8. Reliance placed by the learned Advocate on the case of Sulochana (supra) is misplaced. That was a case where the petitioner was declared unfit for service on account of being a diabetic patient. Her services were, therefore, terminated within one year of her employment. A learned Single Judge of the Andhra Pradesh High Court held that the service regulations applicable did not debar a diabetic person from being recruited in service or from continuing in service. It was established that she suffered from gestational diabetes and was not necessarily a diabetic patient suffering from the disease continuously. On this basis, the learned Single Judge held that it was irrational to terminate her services as there were a number of diabetic persons working on more onerous jobs and contributing to the community welfare. This judgment in my view, has no application to the facts before me.
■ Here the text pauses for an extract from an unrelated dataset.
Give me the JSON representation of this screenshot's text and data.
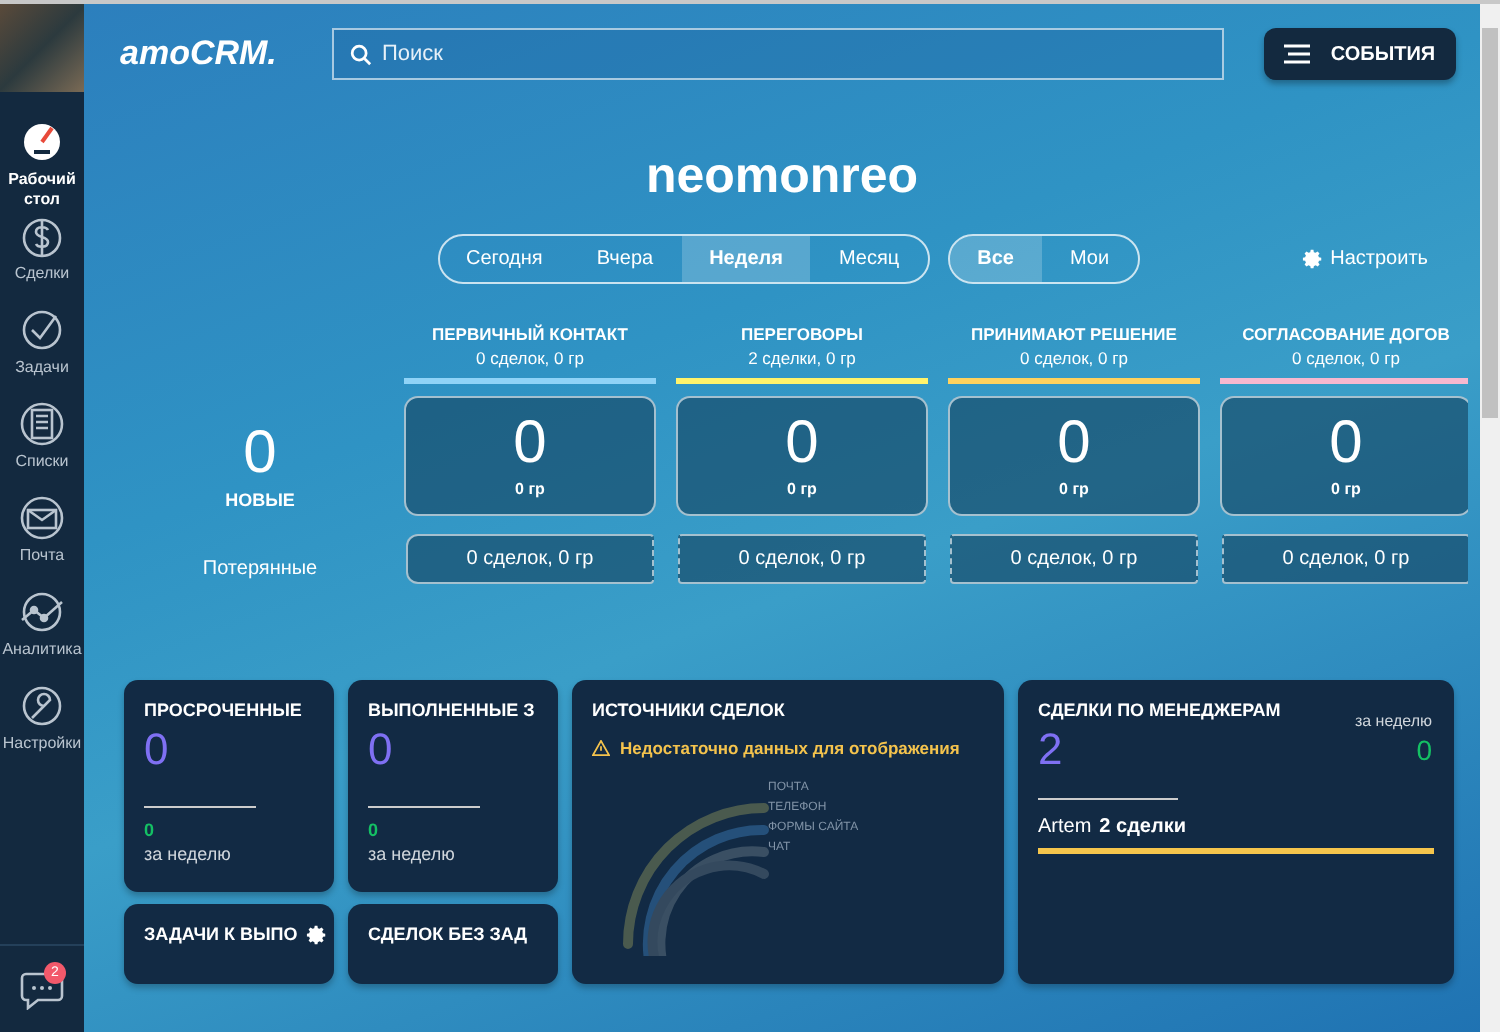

The case before me is a case under Workmen's Compensation Act and the payment of compensation is governed by the provisions of the Workmen's Compensation Act. The claimant must establish that he suffered an injury arising out of and in the course of employment for being entitled to compensation. This is not a case where termination of services of the respondent has been questioned.

9. In the case of Chandramathi (supra), the Kerala High Court has observed that two factors must be established in order to uphold a claim under the Workmen's Compensation Act; firstly, that the accident should arise out of and in the course of employment and secondly, there should be some causal connection between the employment and the death. The learned Judge has also observed that Workmen's Compensation Act is a social welfare legislation and the Court must lean towards a person for whose benefit the legislation is enacted. It has also been observed in that case that the heart ailment suffered by the deceased was due to the work done by him which resulted in his death and it was held as a causal relationship with the employment. There cannot be any dispute with the views expressed by the learned Judge. However, in the present case, the respondent has not been able to establish that there was a causal connection or a nexus between the injury or accident suffered by him and his work.
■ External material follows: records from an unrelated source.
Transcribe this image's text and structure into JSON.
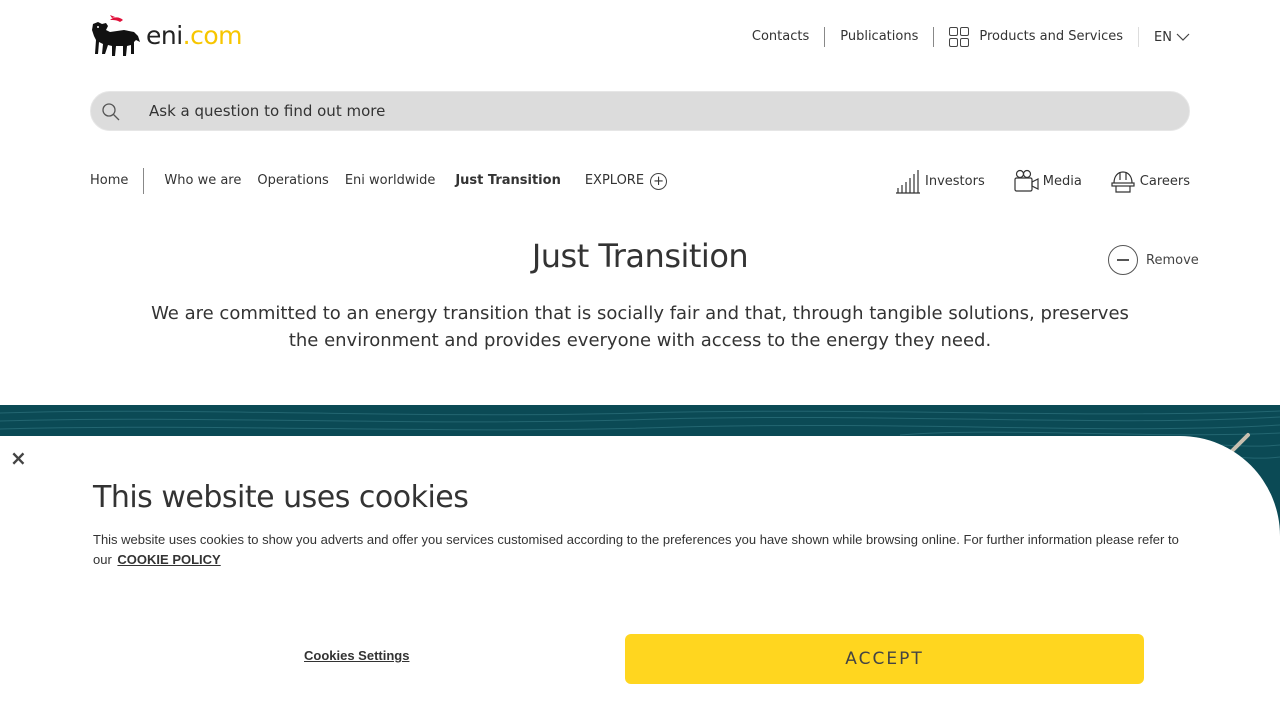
{
  "header": {
    "logo": {
      "brand": "eni",
      "dot": ".",
      "tld": "com"
    },
    "top_links": [
      {
        "label": "Contacts"
      },
      {
        "label": "Publications"
      },
      {
        "label": "Products and Services",
        "icon": "grid-icon"
      }
    ],
    "language": "EN"
  },
  "search": {
    "placeholder": "Ask a question to find out more"
  },
  "nav": {
    "home": "Home",
    "items": [
      "Who we are",
      "Operations",
      "Eni worldwide"
    ],
    "active": "Just Transition",
    "explore": "EXPLORE",
    "right_items": [
      {
        "label": "Investors",
        "icon": "investors-chart-icon"
      },
      {
        "label": "Media",
        "icon": "video-camera-icon"
      },
      {
        "label": "Careers",
        "icon": "hard-hat-icon"
      }
    ]
  },
  "page": {
    "title": "Just Transition",
    "remove_label": "Remove",
    "description": "We are committed to an energy transition that is socially fair and that, through tangible solutions, preserves the environment and provides everyone with access to the energy they need."
  },
  "cookie_banner": {
    "title": "This website uses cookies",
    "text": "This website uses cookies to show you adverts and offer you services customised according to the preferences you have shown while browsing online. For further information please refer to our",
    "policy_link": "COOKIE POLICY",
    "settings_label": "Cookies Settings",
    "accept_label": "ACCEPT"
  },
  "colors": {
    "accent_yellow": "#ffd61f",
    "banner_teal": "#0b4a55",
    "search_bg": "#dcdcdc",
    "logo_red": "#e0103a"
  }
}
10. It is also submitted on behalf of the appellant that the disease cannot be considered either as an accident or an injury as it is not a specified injury or an occupational disease under the Act and, therefore, no compensation could have been awarded. Diabetes may not be stipulated as an occupational disease. However, it could be regarded as an unscheduled injury for which compensation is payable under the Act provided there exists a causal connection between the work and his employment.

11. The award of the Commissioner is set aside. However, in the facts and circumstances of the case, since the respondent has already been paid an amount of Rs. 1,00,000, the appellant will not insist on it being refunded. Appeal allowed accordingly.